Microorganisms in the inoculum of biogas samples supplemented with OMR pretreated with CDH, Fenton and laccase–HBT–CDH–Fenton were strongly inhibit, leading to the complete disappearance of some bands on the SSCP gels. Biogas reactors containing laccase–HBT and laccase–CDH-treated OMR or DOR samples were able to support the growth of microorganisms especially in the later as evidenced by the bands intensity. Among the sequenced bands obtained from biogas samples supplemented with untreated DOR, DOR samples treated with CDH only and DOR samples treated with Fenton or laccase–CDH–Fenton showed that bands corresponding to Desulfovibrio marrakechensis, Desulfovibrio bastinii, Comamonas denitrificans, Alkaliflexus imshenetskii, Caldithrix abyssi completely disappeared after 15 days incubation. However, bands corresponding to Hydrogenophaga bisanensis, Bacillus azotoformans, Gracilibacter thermotolerans, Proteiniphilum acetatigenes, Prolixibacter bellariivorans and Petrimonas sulfuriphila remained visible in the same samples and were even more predominant in samples supplemented with laccase and laccase–CDH-treated OMR. In biogas samples supplemented with different OMW treated samples, bands corresponding to Sporosarcina globispora, Bacteroides intestinalis, Vitis vinifera, Syntrophomonas zehnderi, Clostridium mesophilum, completely disappeared after 15 days of incubation. However, bands corresponding to Proteiniphilum acetatigenes, Proteiniphilum acetatigenes, Solibacillus silvestris, Bacillus psychrodurans were visible throughout the incubation period although their intensity decreased.
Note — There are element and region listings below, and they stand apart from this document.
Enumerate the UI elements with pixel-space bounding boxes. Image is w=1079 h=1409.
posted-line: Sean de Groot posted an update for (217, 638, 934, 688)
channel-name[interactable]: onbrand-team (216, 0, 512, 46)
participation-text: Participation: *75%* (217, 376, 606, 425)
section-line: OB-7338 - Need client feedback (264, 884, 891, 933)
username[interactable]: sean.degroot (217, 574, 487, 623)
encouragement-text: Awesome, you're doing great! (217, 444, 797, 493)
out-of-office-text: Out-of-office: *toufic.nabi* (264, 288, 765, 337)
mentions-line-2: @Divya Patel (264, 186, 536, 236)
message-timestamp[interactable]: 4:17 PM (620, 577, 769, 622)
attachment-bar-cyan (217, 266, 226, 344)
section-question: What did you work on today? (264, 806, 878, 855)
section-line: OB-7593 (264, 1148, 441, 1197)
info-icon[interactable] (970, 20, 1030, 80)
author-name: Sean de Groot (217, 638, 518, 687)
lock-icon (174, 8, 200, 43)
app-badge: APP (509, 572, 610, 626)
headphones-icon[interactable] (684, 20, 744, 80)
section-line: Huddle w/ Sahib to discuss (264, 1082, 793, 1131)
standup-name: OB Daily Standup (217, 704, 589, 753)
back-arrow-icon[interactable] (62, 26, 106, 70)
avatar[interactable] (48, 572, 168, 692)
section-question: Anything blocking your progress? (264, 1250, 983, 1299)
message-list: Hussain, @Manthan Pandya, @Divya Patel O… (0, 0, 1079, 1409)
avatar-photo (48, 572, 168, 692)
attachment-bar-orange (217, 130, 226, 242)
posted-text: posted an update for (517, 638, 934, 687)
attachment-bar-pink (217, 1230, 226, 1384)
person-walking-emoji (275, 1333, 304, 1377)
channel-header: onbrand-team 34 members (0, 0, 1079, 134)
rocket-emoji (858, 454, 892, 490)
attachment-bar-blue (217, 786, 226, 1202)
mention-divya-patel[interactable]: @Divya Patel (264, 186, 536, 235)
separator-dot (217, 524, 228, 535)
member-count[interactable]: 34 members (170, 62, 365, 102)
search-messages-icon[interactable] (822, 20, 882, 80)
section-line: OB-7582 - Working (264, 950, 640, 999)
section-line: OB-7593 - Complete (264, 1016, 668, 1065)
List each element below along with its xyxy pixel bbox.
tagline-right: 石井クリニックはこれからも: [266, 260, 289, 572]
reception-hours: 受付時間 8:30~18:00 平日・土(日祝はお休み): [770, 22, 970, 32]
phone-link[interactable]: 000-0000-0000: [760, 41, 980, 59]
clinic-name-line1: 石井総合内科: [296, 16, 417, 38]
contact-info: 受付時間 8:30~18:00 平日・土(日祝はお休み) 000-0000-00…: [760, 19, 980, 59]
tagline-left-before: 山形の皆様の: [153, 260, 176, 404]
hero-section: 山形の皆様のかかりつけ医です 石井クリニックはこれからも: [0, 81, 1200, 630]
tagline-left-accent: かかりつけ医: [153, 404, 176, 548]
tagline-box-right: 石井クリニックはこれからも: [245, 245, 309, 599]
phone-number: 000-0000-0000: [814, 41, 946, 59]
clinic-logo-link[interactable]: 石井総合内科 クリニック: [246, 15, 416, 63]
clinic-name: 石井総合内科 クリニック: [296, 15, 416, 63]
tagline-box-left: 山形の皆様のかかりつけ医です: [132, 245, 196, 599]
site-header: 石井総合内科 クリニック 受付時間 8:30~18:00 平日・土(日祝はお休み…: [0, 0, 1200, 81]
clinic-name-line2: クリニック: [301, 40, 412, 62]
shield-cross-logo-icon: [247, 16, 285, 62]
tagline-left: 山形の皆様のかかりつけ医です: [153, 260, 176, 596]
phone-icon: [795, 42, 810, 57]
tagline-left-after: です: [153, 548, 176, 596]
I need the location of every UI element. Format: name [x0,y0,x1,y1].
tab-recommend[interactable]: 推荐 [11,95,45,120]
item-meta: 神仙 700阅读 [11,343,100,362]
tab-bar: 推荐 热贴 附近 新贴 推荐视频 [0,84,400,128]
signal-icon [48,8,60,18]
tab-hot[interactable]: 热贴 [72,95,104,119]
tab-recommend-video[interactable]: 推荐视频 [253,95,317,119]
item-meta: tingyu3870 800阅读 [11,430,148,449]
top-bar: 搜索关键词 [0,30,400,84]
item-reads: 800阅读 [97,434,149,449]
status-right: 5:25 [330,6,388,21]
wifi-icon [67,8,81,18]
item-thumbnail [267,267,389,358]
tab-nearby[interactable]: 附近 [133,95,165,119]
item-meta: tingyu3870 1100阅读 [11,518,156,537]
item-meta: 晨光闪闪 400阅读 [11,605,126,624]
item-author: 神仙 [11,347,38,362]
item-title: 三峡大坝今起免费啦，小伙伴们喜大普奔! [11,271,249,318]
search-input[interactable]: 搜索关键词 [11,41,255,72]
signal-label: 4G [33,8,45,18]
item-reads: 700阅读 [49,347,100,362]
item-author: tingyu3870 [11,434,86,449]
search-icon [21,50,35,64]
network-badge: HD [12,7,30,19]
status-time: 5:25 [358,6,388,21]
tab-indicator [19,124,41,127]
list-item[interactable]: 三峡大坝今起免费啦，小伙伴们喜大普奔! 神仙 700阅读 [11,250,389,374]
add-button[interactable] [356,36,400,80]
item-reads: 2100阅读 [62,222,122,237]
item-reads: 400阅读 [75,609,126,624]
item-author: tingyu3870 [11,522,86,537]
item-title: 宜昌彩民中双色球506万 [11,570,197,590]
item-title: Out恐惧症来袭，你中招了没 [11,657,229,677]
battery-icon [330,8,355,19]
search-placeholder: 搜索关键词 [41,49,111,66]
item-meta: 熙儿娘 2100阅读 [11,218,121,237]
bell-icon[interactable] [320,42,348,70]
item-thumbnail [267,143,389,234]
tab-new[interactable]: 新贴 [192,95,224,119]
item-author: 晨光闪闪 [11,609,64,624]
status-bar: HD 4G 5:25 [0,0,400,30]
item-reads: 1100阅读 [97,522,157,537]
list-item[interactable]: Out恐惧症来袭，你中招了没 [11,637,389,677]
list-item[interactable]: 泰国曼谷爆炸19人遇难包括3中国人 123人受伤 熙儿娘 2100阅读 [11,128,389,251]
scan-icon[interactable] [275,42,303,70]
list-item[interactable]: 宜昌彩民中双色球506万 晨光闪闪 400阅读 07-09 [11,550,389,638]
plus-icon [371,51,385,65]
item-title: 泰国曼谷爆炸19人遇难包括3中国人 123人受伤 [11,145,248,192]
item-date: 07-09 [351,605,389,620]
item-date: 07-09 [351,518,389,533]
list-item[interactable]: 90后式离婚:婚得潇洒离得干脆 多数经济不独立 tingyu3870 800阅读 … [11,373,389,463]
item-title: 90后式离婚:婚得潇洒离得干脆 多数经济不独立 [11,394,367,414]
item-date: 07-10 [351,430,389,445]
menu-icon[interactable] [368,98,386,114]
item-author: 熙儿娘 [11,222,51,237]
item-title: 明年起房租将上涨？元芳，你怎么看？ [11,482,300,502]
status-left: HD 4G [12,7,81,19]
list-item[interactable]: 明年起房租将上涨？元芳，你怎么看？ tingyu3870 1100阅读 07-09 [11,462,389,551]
These differences in population shifts indicate distinct tolerance of microorganism to the toxic phenolics.

Conclusion

In conclusion, this study shows that the laccase–HBT–CDH systems is very good system to remove and detoxifying phenolic compounds in OMR, making it suitable as a feed material for biogas production given its high amount of organic and inorganic nutrients. From these studies, we can also infer that laccase–HBT–CDH-treated OMR could be used as soil amendment with no inhibitory effect on plants and microorganisms. However, although pretreatment of OMR with laccase–HBT–CDH–Fenton system effectively bleaches the OMR and reduces COD, this did not result in reduction of toxicity as evidenced by the inhibition of microorganisms and low biogas production; therefore, this approach is not good for producing a biotechnologically valuable OMR.